I am trying to write a function in Haskell, that does the following: You input a list of integers, for these integers, using map, there is a function applied to them that returns an infinite list of these integers. Then, I want to apply foldr to the list of lists, using union, so that the result will be the union of those lists in the list.

Now the problem is that when I do for example take 10 'function' [1,2], it will first calculate the infinite list for 1, and because it is an infinite list, it will never do this for 2. So then it returns only the first 10 elements of this infinite list of the first elements in the input list, with union applied to it, which is just the same list.

My question is: is there a way to create the infinite lists for all the elements in the input list at the same time, so that when I do take 10 'function' [1,2] for example, it will return the first 10 elements of the union of the infinite lists for 1 and 2. (I don't know the number of elements in the input list)

This is my code, to make it clearer:

pow :: Integer -> [Integer]
pow n = map (^n) [1, 2..]

function :: [Integer] -> [Integer]
function xs = foldr union [] (map pow xs)

CodePudding user response：

The union function works on arbitrary lists and removes duplicates, so it must first evaluate one of its arguments completely before it can continue with the other argument.

I think you want to explicitly introduce the assumption that your lists are sorted, then you can write an efficient function that merges (like the merge in a merge sort) the input lists and computes the union without needing to evaluate one of the lists before the other.

I don't know if such a merge function exists in a library, but you can pretty easily define it yourself:

-- | Computes the union of two sorted lists
merge :: Ord a => [a] -> [a] -> [a]
merge [] ys = ys
merge xs [] = xs
merge (x:xs) (y:ys)
  | x <= y    = x : merge (dropWhile (== x) xs) (dropWhile (== x) (y:ys))
  | otherwise = y : merge (x:xs) (dropWhile (== y) ys)

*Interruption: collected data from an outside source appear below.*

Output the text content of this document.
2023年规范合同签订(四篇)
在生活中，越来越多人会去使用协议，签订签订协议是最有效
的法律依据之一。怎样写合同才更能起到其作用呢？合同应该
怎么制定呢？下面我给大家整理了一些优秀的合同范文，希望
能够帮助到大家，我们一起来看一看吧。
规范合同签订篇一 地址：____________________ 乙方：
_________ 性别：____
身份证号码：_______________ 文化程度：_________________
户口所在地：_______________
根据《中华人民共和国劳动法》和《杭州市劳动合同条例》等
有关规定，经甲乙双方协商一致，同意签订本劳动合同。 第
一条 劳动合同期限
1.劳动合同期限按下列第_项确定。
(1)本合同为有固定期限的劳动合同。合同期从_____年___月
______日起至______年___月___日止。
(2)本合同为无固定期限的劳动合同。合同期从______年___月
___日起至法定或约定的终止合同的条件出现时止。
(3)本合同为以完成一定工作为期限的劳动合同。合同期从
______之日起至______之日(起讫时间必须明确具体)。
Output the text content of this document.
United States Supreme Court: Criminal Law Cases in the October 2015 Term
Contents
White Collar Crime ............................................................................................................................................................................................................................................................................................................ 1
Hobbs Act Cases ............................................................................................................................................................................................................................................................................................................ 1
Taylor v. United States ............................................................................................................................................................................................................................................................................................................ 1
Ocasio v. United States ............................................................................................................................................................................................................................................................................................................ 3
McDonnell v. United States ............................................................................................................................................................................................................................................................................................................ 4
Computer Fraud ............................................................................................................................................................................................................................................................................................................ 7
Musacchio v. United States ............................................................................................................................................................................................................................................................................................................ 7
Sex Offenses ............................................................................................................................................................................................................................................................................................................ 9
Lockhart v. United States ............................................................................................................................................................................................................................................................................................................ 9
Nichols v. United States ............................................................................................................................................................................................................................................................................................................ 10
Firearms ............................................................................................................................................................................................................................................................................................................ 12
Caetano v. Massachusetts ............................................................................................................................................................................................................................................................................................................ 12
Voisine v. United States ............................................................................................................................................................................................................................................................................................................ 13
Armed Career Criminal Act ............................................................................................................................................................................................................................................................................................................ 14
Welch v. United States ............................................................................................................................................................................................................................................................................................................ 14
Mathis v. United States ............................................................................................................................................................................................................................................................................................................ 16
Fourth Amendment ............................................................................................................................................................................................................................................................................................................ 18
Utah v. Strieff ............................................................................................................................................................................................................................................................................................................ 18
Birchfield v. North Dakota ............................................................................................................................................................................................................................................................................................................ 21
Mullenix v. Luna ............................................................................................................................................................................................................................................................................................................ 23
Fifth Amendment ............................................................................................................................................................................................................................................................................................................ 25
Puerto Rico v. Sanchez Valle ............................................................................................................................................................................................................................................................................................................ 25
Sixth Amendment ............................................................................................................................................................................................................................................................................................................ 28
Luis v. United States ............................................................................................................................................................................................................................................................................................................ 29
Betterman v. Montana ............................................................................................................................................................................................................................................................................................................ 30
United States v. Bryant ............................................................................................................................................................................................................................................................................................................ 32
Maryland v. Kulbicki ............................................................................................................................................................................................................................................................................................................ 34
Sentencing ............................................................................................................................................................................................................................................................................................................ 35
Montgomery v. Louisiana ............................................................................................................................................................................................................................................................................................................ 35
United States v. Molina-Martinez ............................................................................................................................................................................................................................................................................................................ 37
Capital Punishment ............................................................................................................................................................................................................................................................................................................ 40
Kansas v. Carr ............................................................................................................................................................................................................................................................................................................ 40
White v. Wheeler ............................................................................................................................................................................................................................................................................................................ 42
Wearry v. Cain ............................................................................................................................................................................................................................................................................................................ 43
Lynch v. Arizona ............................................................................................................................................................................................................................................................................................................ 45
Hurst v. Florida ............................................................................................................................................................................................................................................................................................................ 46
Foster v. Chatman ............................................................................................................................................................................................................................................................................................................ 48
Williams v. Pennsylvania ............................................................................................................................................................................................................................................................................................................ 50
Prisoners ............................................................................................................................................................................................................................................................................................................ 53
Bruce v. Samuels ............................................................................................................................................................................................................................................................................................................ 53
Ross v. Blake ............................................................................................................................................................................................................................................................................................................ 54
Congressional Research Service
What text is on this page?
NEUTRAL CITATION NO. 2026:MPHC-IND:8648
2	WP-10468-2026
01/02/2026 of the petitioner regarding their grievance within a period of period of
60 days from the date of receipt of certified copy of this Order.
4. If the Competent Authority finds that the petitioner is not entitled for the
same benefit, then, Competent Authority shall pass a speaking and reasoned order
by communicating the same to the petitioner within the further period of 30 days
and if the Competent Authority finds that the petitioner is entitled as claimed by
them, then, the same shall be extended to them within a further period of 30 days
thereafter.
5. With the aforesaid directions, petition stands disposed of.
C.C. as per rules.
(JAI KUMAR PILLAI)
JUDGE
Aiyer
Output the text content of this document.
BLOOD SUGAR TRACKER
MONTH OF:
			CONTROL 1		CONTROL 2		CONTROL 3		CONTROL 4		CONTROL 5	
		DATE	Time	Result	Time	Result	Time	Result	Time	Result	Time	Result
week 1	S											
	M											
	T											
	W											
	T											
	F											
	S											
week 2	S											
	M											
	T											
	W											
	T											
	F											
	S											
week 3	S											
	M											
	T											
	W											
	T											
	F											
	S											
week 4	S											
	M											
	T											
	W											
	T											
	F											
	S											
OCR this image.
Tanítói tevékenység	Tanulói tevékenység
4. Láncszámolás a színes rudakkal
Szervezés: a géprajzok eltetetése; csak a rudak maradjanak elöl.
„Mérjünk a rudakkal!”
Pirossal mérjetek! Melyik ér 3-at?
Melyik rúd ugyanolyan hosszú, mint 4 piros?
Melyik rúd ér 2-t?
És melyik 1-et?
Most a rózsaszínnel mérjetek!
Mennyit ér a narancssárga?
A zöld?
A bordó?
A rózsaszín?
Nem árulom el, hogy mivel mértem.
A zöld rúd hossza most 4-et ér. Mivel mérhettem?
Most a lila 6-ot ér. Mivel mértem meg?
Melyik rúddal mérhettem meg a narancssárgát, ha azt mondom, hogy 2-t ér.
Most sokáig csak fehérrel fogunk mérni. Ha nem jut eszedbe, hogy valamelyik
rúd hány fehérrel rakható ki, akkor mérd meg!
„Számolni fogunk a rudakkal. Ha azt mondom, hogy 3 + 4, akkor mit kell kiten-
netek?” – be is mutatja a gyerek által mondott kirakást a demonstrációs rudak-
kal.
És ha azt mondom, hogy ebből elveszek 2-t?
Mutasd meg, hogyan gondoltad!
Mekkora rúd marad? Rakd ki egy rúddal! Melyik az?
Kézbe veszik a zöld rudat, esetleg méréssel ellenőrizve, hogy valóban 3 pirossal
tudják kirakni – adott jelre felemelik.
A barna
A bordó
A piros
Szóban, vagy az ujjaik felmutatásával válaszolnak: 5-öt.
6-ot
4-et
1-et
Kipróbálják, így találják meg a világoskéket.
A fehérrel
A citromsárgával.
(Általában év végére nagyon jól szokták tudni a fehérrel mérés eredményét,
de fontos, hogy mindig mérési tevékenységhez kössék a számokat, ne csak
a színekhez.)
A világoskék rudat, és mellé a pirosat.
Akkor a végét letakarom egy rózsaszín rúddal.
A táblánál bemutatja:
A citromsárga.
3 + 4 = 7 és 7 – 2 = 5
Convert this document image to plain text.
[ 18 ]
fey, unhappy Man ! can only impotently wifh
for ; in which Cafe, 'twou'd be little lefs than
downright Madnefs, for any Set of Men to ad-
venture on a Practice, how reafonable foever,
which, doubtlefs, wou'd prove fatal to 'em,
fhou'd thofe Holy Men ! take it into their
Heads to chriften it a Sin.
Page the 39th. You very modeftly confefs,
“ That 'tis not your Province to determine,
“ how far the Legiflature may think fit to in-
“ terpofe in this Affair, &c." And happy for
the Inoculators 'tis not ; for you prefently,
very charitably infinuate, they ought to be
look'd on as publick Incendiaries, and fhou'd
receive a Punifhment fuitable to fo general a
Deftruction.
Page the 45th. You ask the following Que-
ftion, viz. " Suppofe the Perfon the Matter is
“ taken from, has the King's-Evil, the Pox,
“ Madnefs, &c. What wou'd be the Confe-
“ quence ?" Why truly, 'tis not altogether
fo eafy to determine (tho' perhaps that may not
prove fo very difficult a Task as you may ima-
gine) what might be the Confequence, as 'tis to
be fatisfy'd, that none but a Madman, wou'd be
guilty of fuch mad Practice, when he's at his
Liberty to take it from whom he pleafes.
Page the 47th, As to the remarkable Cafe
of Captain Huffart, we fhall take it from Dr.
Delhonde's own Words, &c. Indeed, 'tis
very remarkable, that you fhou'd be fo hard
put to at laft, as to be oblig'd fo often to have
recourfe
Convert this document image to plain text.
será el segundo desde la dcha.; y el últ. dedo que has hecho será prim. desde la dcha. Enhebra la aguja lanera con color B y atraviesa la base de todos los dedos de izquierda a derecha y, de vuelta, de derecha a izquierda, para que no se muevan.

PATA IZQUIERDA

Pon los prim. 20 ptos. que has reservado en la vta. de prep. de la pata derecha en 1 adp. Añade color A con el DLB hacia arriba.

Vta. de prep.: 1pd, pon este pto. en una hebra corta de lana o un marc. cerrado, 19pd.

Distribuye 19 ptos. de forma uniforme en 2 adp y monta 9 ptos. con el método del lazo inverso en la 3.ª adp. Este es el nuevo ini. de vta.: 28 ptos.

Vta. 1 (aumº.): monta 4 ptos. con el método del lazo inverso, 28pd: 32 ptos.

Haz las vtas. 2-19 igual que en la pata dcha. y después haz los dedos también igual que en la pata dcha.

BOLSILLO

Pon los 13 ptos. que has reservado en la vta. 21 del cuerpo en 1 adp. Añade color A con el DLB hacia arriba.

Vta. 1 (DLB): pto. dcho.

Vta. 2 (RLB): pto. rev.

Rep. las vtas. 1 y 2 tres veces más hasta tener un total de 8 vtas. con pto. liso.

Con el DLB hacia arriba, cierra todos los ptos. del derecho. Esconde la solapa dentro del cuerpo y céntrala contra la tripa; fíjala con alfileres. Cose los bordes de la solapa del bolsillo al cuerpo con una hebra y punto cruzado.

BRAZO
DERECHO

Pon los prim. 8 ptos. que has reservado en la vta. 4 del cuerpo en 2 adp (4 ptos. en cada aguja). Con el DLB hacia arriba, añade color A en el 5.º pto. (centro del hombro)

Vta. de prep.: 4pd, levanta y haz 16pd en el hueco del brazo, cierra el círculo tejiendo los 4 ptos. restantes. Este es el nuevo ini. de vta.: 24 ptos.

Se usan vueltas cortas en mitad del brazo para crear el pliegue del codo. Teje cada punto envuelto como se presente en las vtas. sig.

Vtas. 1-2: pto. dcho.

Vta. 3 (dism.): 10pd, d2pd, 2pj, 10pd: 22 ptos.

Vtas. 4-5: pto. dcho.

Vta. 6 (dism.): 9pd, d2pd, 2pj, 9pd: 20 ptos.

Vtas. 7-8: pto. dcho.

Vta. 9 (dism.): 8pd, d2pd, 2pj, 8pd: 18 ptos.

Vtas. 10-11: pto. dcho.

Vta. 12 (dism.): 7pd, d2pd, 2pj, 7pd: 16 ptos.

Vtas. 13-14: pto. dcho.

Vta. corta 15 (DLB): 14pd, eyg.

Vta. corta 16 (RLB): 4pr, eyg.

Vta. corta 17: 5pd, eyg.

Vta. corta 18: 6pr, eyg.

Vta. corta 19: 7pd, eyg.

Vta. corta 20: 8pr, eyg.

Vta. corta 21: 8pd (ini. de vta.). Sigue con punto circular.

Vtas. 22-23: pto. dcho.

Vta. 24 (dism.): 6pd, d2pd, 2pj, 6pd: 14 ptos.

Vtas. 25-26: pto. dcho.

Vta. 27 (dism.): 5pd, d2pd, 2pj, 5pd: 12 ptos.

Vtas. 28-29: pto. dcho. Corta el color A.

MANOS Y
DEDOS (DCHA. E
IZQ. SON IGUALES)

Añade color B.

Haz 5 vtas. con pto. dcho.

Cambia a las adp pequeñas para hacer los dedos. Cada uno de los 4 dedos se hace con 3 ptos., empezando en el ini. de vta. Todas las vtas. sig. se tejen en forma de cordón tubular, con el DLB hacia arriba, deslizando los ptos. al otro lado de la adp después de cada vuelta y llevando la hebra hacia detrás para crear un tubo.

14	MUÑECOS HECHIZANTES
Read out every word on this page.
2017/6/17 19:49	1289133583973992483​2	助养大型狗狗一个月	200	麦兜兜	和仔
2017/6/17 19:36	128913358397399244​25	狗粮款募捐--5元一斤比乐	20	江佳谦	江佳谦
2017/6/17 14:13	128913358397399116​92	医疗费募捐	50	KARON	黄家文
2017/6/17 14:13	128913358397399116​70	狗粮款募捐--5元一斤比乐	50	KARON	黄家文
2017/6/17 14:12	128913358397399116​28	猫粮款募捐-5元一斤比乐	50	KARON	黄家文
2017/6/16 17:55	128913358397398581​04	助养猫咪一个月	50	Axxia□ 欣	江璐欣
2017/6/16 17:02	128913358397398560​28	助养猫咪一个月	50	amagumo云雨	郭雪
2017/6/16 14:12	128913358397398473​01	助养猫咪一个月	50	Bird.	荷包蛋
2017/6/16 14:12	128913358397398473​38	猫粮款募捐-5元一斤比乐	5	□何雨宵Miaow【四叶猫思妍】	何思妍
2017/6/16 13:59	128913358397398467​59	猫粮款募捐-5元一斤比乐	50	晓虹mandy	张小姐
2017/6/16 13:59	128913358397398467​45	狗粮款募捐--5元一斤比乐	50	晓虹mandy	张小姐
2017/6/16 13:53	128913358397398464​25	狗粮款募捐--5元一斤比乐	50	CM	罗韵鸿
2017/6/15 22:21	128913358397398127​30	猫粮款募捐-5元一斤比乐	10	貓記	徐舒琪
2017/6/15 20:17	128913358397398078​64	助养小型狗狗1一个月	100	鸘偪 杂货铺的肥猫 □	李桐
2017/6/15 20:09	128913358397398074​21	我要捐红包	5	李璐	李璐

Then your original fold with this new merge function should behave as desired:

ghci> pow n = map (^n) [1..]
ghci> function xs = foldr merge [] (map pow xs)
ghci> take 10 (function [2,3])
[1,4,8,9,16,25,27,36,49,64]

CodePudding user response：

If you intend the input and output lists to be sorted, check out data-ordlist. If you just want all the elements but don't care what order, try concat . transpose.